Pierre Robitaille est formel : le Cabaret Gainsbourg n’est ni un hommage ni une biographie. Le codirecteur artistique et marionnettiste de la compagnie Pupulus Mordicus explique que l’idée de réaliser un spectacle de marionnettes autour de Serge Gainsbourg remonte aux débuts de la compagnie, en 2002.

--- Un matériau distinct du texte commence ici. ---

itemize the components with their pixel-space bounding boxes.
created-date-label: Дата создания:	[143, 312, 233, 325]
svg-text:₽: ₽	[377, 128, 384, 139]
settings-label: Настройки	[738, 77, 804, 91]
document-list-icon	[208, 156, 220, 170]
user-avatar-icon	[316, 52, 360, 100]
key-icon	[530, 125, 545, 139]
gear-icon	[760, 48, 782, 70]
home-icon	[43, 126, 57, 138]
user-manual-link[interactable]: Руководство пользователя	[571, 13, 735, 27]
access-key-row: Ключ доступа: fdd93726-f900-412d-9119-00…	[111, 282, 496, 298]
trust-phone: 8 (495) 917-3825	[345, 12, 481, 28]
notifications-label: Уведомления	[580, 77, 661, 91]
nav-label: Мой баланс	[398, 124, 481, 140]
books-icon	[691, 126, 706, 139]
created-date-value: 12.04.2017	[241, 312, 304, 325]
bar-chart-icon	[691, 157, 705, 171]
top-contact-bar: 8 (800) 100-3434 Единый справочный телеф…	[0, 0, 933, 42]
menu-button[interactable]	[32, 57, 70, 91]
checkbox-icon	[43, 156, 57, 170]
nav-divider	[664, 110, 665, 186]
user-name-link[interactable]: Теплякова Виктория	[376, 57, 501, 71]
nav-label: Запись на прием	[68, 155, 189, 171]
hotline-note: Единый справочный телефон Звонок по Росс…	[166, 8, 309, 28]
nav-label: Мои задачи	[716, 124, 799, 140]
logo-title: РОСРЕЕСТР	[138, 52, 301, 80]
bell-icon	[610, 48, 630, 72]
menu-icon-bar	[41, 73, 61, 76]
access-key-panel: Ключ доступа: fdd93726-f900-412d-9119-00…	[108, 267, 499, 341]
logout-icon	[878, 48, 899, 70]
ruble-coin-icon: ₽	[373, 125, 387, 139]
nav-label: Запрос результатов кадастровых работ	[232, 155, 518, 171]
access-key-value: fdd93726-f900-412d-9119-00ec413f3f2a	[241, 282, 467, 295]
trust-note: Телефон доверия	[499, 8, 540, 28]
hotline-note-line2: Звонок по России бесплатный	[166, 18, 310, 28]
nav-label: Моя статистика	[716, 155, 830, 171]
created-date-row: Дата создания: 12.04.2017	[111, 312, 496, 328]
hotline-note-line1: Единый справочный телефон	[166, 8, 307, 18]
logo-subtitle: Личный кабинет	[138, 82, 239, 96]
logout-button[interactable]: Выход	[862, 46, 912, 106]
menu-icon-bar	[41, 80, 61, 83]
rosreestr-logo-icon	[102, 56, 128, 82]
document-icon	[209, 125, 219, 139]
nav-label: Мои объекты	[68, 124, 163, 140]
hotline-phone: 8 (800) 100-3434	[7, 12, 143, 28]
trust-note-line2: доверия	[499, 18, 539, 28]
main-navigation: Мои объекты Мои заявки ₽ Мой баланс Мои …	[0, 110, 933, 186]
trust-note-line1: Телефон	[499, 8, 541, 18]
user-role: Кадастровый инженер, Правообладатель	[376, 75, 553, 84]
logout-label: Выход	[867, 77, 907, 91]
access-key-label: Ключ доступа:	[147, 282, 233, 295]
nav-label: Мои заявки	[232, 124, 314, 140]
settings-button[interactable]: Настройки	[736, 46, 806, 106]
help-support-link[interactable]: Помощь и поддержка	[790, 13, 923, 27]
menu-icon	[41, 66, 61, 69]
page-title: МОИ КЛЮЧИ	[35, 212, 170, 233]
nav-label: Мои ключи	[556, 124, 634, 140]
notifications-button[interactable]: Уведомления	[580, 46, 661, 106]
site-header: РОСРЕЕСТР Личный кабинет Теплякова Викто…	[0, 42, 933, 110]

«Martin Genest [le codirecteur artistique et metteur en scène du spectacle] et moi délirions un peu et avions lancé cette idée, explique-t-il. Mais à cette époque, j’avais une connaissance plutôt limitée du personnage. Puis, Martin est tombé amoureux de la compilation de Gainsbourg Du jazz dans le ravin. On s’est principalement intéressés à cette période de son art, de 1957 à 1969.»
De 2007 à 2009, les compères ont donc monté peu à peu ce qui deviendra le Cabaret Gainsbourg… et ce, à peu près en même temps que le film Gainsbourg : vie héroïque et le foisonnement d’hommages à l’homme à la tête de chou. «Ce n’était pas voulu, mais c’est un peu normal que ce genre de choses arrive, croit Pierre Robitaille. On a tous accès aux mêmes informations, et on est donc appelés à faire des liens similaires.»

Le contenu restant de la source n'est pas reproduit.